To me, one of the most interesting aspects of professional sports is how fast an athlete can turn from popular to hated. (Or vice versa.) Fans are certainly mercurial. (Guilty as charged, by the way. When hockey player Chris Chelios played for the Chicago Blackhawks, I hated the guy. But once he was traded to my Detroit Red Wings, he was a favorite.) Jerry Seinfeld had it right: We don't really cheer for the player; we cheer for the uniform he wears.

Last night, Sammy Sosa was traded from the Chicago Cubs to the Baltimore Orioles. And if you're wondering why I care, Iowa City sometimes seems like an extended (very extended) suburb of Chicago. Many suburban Chicagoans attend the University of Iowa. So we get a lot of Chicago radio, TV, and newspapers here. (We also get some Chicago-style food, which keeps me nice and trim.)

Anyway, you might remember that Sosa was on top of the baseball world in 1998 when he and Mark McGwire were chasing the Major League Baseball home run record. Ever since then, the man had essentially been King of Chicago. How could you not love a guy who was having so much fun playing baseball? His smile, his enthusiasm, his titanic home runs - he was a spectacle for Chicago fans. (Watching him run out to his position in right field holding an American flag after 9-11 was a goose bump-inducing moment.)
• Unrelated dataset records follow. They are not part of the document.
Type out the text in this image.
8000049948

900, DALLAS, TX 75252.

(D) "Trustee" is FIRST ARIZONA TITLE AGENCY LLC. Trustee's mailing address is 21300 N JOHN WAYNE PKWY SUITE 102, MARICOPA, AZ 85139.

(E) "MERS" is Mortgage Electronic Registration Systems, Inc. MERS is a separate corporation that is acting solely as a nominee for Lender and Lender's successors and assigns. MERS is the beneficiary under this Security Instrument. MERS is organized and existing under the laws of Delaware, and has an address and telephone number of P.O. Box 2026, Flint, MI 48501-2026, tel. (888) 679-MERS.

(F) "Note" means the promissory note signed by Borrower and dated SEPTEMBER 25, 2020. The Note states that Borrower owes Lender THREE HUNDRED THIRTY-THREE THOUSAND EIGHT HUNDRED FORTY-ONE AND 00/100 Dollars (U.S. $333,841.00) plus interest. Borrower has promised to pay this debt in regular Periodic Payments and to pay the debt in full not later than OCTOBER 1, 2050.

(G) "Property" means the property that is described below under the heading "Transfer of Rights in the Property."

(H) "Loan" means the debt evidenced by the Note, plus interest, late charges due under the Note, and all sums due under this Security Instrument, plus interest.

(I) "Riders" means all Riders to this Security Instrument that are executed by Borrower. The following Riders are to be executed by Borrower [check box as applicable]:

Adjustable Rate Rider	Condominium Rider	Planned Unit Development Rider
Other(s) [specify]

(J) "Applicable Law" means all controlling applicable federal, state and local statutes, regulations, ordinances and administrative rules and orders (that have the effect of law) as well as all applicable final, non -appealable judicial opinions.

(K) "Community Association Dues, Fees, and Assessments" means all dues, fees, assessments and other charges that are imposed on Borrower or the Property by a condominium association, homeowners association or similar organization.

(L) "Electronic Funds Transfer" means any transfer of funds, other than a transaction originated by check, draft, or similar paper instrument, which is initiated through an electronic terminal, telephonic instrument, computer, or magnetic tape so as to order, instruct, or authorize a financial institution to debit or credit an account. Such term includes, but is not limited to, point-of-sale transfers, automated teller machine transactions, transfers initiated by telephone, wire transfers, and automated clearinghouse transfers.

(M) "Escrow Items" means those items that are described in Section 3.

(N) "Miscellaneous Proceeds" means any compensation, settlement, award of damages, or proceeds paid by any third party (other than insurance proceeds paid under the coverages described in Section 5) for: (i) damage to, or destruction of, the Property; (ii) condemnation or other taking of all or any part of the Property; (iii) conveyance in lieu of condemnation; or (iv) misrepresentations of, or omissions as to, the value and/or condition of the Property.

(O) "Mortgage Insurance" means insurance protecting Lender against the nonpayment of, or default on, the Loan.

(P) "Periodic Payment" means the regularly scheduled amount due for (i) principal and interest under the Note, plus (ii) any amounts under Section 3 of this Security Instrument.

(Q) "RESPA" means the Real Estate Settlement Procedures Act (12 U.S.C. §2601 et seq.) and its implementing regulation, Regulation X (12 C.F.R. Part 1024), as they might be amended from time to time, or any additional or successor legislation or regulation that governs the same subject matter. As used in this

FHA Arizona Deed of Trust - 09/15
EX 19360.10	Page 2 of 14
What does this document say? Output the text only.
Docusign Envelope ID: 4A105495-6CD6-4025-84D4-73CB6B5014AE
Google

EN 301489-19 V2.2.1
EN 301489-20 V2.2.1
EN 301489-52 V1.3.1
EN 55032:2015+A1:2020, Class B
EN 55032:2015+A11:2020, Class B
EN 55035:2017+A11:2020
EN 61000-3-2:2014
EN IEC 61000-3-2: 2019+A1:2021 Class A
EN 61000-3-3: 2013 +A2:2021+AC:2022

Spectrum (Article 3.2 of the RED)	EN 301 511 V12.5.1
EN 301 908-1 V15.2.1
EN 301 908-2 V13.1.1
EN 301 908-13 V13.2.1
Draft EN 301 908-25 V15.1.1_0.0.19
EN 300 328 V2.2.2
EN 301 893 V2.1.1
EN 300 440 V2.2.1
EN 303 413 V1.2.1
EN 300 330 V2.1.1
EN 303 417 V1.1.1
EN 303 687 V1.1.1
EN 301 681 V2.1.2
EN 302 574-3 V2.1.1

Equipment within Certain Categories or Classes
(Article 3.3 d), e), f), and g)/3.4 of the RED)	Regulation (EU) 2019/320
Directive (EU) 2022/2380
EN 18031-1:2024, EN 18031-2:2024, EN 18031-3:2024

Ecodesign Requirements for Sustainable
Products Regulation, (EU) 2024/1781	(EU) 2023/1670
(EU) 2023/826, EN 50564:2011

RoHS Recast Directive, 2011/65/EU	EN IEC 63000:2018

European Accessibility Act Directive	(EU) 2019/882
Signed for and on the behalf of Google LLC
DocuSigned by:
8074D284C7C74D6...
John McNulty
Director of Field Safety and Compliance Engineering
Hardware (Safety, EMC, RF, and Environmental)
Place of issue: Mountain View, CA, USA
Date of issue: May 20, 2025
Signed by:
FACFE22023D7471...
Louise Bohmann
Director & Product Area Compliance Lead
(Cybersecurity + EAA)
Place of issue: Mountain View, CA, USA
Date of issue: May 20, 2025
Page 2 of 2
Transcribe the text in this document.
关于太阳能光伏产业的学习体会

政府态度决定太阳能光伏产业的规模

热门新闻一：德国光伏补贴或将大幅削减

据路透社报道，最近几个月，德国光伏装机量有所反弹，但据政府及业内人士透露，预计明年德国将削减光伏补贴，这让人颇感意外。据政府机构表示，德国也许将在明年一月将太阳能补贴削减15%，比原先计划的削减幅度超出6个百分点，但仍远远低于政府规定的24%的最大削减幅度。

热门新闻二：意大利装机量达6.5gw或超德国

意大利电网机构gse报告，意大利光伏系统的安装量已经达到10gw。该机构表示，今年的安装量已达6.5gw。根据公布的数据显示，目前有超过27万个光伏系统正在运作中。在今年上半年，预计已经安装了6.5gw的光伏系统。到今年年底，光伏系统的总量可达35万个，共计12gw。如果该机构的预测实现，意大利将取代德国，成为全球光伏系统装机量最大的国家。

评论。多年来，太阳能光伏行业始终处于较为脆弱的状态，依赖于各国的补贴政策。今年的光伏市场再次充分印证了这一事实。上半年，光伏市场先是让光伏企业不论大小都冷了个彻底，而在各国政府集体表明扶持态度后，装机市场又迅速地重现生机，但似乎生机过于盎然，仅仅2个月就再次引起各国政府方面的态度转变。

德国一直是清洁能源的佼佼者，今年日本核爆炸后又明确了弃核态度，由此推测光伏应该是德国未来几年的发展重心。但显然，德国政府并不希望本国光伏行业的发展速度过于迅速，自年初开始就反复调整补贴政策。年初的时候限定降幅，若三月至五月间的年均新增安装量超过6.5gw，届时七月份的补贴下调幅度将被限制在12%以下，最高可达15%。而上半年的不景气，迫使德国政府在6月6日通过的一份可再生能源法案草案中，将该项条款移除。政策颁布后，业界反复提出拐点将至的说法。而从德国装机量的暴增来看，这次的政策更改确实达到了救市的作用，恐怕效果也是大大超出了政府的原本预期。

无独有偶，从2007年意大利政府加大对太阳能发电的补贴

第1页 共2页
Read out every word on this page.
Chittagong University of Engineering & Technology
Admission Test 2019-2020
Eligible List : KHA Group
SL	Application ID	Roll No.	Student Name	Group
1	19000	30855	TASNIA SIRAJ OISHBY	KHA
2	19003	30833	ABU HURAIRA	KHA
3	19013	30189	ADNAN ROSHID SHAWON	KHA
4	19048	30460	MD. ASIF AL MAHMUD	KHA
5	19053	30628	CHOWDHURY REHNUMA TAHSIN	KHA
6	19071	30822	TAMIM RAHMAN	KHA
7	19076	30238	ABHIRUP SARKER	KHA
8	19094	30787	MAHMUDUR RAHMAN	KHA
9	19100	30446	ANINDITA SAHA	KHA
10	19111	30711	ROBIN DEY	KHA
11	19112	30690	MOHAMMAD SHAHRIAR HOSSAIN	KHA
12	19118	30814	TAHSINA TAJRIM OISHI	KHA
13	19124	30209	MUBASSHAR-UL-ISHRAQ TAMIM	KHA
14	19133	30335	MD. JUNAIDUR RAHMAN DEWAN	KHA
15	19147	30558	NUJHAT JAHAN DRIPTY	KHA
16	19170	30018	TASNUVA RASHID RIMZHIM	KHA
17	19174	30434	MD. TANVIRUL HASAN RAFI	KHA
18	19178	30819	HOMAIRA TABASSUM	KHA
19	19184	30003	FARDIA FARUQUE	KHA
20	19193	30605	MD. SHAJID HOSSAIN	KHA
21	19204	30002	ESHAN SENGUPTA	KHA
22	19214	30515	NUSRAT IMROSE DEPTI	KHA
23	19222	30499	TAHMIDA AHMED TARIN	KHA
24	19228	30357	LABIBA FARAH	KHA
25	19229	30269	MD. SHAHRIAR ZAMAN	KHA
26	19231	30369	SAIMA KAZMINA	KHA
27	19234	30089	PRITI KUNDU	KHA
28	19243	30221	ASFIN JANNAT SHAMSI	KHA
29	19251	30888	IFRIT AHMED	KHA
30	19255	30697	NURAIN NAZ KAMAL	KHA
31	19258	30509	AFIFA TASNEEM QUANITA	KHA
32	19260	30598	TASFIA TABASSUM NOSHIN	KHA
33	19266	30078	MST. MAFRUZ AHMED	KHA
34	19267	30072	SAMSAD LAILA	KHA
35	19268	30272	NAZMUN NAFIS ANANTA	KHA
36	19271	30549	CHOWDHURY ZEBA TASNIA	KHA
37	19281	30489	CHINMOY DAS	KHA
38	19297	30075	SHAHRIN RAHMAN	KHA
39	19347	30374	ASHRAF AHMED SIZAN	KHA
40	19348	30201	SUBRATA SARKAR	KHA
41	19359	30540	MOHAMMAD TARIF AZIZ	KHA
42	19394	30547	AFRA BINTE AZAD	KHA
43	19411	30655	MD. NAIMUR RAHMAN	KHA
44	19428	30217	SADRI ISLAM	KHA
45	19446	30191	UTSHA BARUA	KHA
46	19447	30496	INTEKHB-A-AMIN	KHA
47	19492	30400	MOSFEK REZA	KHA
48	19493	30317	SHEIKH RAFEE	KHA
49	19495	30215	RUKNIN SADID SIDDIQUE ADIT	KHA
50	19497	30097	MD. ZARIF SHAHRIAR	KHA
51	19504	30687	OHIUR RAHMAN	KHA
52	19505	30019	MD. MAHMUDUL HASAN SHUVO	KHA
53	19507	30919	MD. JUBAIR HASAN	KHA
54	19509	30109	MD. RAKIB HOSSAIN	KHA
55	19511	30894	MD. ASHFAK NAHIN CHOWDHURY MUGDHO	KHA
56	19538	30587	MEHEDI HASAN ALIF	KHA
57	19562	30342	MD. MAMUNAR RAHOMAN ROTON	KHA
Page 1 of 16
But just as the fans can put an athlete on a pedestal, they can also kick it out from under him - especially when a player acts selfishly, pouts, and would rather play someplace else. Sosa whined about being moved from his accustomed spot in the lineup, even if it was a better move for his team because of his advancing age and diminishing skills. He was caught cheating, filling his bat with cork to make it lighter. And during the last game of this past season, he left the ballpark while the game was still being played. So management wanted Sosa gone, his teammates wanted him gone, and the fans suddenly hated him. So, as Phil Rogers says in today's Chicago Tribune, Sosa had to go. From god to goat, in the span of one season. And how bad did the Cubs want this to happen? They'll pay the Orioles $10 million of Sosa's remaining $17 million contract! And they'll receive three marginal players in return for a player who will probably go into baseball's Hall of Fame. Wow.

I wonder how long Sosa's honeymoon will last in Baltimore?